Let $R$ be a commutative ring and let $a\in R$.

Show that $I=\{x\in R\mid ax=0\}$ is an ideal.

For all $b \in R$, $$bI=b\{x\in R\mid ax=0\}=\{bx\in R\mid a(bx)=0\} =\{xb\in R\mid a(x)=0\}=Ib\;,$$ thus I can say $I$ is an ideal of $R$, right? Thanks

Answer 1

No, your manipulations are not valid. (And they would not establish what you need to establish, even if they were valid)

$b\{x\in R\mid ax = 0\} = \{bx\in R\mid ax=0\}$. The condition is still on $x$ and $x$ alone, not on $bx$, so your second equality is unjustified. And you don't explain why you get to drop the $b$ in the condition when going from $$\{ bx\in R\mid a(bx)=0\}$$ to $$\{xb \in R\mid a(x) = 0\}.$$

Moreover: an ideal is more than just a set that absorbs multiplication: you also need to show that it is nonempty, and closed under differences (equivalently, is an additive subgroup of $R$).

So you need to show that:

1. $I\neq\varnothing$. Exhibit an element of $R$ that is definitely in $I$. (Easy).

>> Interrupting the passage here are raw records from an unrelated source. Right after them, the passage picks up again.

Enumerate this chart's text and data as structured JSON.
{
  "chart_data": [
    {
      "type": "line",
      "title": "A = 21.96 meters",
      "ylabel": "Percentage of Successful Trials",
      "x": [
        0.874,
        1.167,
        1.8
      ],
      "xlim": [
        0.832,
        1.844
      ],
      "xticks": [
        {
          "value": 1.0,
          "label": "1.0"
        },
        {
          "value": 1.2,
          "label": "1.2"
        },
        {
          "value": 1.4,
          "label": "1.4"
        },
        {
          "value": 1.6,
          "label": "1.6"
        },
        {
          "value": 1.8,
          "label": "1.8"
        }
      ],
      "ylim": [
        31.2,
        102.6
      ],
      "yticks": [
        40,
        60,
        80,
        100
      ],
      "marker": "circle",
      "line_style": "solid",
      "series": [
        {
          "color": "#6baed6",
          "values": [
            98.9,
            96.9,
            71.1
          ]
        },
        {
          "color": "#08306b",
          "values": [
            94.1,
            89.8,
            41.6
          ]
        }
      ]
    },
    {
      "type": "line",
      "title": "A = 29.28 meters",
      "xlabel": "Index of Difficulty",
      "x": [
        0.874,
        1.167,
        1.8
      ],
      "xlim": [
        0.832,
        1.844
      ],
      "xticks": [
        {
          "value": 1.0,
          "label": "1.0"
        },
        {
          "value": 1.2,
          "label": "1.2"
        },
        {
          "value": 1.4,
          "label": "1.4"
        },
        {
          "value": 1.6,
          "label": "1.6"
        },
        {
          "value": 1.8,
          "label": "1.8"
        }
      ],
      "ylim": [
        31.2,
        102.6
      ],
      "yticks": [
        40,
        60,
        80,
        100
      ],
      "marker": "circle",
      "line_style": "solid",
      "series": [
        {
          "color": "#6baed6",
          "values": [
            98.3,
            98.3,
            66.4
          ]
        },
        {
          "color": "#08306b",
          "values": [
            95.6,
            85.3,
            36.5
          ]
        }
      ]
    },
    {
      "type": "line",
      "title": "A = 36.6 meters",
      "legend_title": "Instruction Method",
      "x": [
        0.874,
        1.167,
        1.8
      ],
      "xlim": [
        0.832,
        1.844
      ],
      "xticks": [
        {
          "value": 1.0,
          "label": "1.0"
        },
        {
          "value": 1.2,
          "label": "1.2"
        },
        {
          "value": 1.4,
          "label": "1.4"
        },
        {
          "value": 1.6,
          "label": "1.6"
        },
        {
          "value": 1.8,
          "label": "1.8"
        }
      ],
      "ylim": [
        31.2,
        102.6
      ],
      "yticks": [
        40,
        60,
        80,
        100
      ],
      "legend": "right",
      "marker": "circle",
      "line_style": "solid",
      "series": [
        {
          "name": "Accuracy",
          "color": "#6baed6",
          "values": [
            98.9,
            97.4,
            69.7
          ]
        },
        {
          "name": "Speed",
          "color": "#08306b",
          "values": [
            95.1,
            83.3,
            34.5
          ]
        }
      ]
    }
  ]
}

2. If $x,y\in I$, then $x-y\in I$. (Also easy, but needs to be done).

3. If $b\in R$ and $x\in I$, then $bx\in I$. Easy, but your manipulations are invalid and don't establish this.

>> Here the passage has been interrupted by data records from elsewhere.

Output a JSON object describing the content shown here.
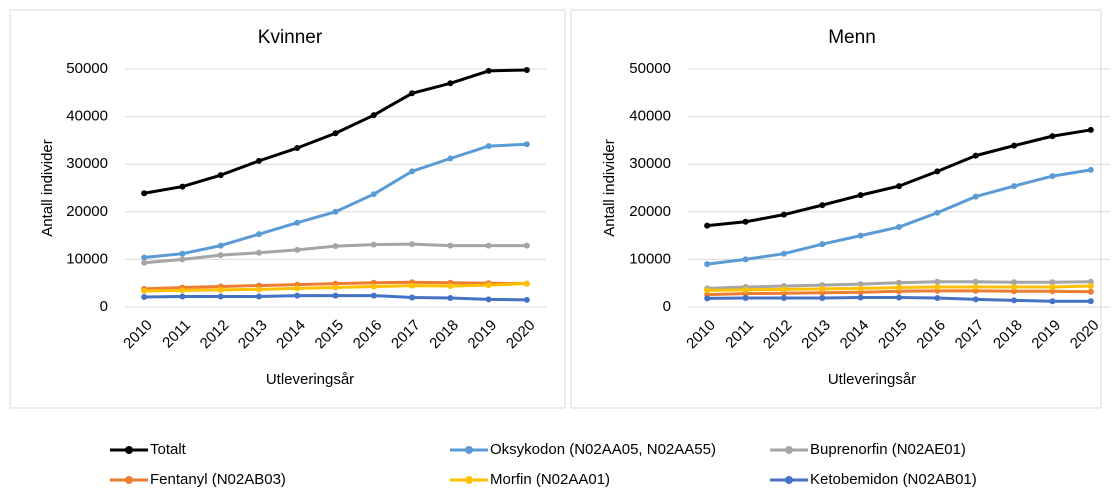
{
  "chart_data": [
    {
      "type": "line",
      "title": "Kvinner",
      "x_label": "Utleveringsår",
      "y_label": "Antall individer",
      "categories": [
        "2010",
        "2011",
        "2012",
        "2013",
        "2014",
        "2015",
        "2016",
        "2017",
        "2018",
        "2019",
        "2020"
      ],
      "ylim": [
        0,
        50000
      ],
      "yticks": [
        0,
        10000,
        20000,
        30000,
        40000,
        50000
      ],
      "grid": true,
      "series": [
        {
          "name": "Totalt",
          "color": "#000000",
          "values": [
            23900,
            25300,
            27700,
            30700,
            33400,
            36500,
            40300,
            44900,
            47000,
            49600,
            49800
          ]
        },
        {
          "name": "Oksykodon (N02AA05, N02AA55)",
          "color": "#5b9bd5",
          "values": [
            10400,
            11200,
            12900,
            15300,
            17700,
            20000,
            23700,
            28500,
            31200,
            33800,
            34200
          ]
        },
        {
          "name": "Buprenorfin (N02AE01)",
          "color": "#a5a5a5",
          "values": [
            9300,
            10000,
            10900,
            11400,
            12000,
            12800,
            13100,
            13200,
            12900,
            12900,
            12900
          ]
        },
        {
          "name": "Fentanyl (N02AB03)",
          "color": "#ed7d31",
          "values": [
            3800,
            4100,
            4300,
            4500,
            4700,
            4900,
            5100,
            5200,
            5100,
            5000,
            4900
          ]
        },
        {
          "name": "Morfin (N02AA01)",
          "color": "#ffc000",
          "values": [
            3400,
            3500,
            3600,
            3700,
            3900,
            4100,
            4300,
            4500,
            4400,
            4600,
            4900
          ]
        },
        {
          "name": "Ketobemidon (N02AB01)",
          "color": "#4472c4",
          "values": [
            2100,
            2200,
            2200,
            2200,
            2400,
            2400,
            2400,
            2000,
            1900,
            1600,
            1500
          ]
        }
      ]
    },
    {
      "type": "line",
      "title": "Menn",
      "x_label": "Utleveringsår",
      "y_label": "Antall individer",
      "categories": [
        "2010",
        "2011",
        "2012",
        "2013",
        "2014",
        "2015",
        "2016",
        "2017",
        "2018",
        "2019",
        "2020"
      ],
      "ylim": [
        0,
        50000
      ],
      "yticks": [
        0,
        10000,
        20000,
        30000,
        40000,
        50000
      ],
      "grid": true,
      "series": [
        {
          "name": "Totalt",
          "color": "#000000",
          "values": [
            17100,
            17900,
            19400,
            21400,
            23500,
            25400,
            28500,
            31800,
            33900,
            35900,
            37200
          ]
        },
        {
          "name": "Oksykodon (N02AA05, N02AA55)",
          "color": "#5b9bd5",
          "values": [
            9000,
            10000,
            11200,
            13200,
            15000,
            16800,
            19800,
            23200,
            25400,
            27500,
            28800
          ]
        },
        {
          "name": "Buprenorfin (N02AE01)",
          "color": "#a5a5a5",
          "values": [
            3900,
            4200,
            4400,
            4600,
            4800,
            5100,
            5300,
            5300,
            5200,
            5200,
            5300
          ]
        },
        {
          "name": "Fentanyl (N02AB03)",
          "color": "#ed7d31",
          "values": [
            2600,
            2800,
            2900,
            3000,
            3100,
            3300,
            3400,
            3400,
            3300,
            3300,
            3200
          ]
        },
        {
          "name": "Morfin (N02AA01)",
          "color": "#ffc000",
          "values": [
            3500,
            3600,
            3700,
            3800,
            3900,
            4100,
            4200,
            4200,
            4200,
            4200,
            4400
          ]
        },
        {
          "name": "Ketobemidon (N02AB01)",
          "color": "#4472c4",
          "values": [
            1800,
            1900,
            1900,
            1900,
            2000,
            2000,
            1900,
            1600,
            1400,
            1200,
            1200
          ]
        }
      ]
    }
  ]
}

Note that since $R$ is commutative, for any set $X\subseteq R$ (ideal or not), and any element $b$, $bX=\{bx\mid x\in X\} = Xb$; so the fact that $bI=Ib$ does not help in showing that the set is an ideal. You need to show that $bI\subseteq I$. (In a noncommutative ring, you would also need to show that $Ib\subseteq I$.)

Answer 2

Hint: analogous to the proof for vector spaces, because the map $\:x \mapsto f(x) = a x\:$ is $R$-linear, its kernel enjoys an R-linear structure, i.e. it forms an ideal of $R$ (a.k.a. an $R$-module). Indeed $f(x) = 0 = f(y)$ $\:\Rightarrow\:$ $f(x-y) = f(x)-f(y) = 0,\:$ and $\:f(rx) = r f(x) = 0\:$ for $r\in R$. Therefore we've shown $\:x,y\in I = ker f$ $\:\Rightarrow\:$ $x-y,\ rx\in I,\:$ i.e. $I$ is an ideal of $R$.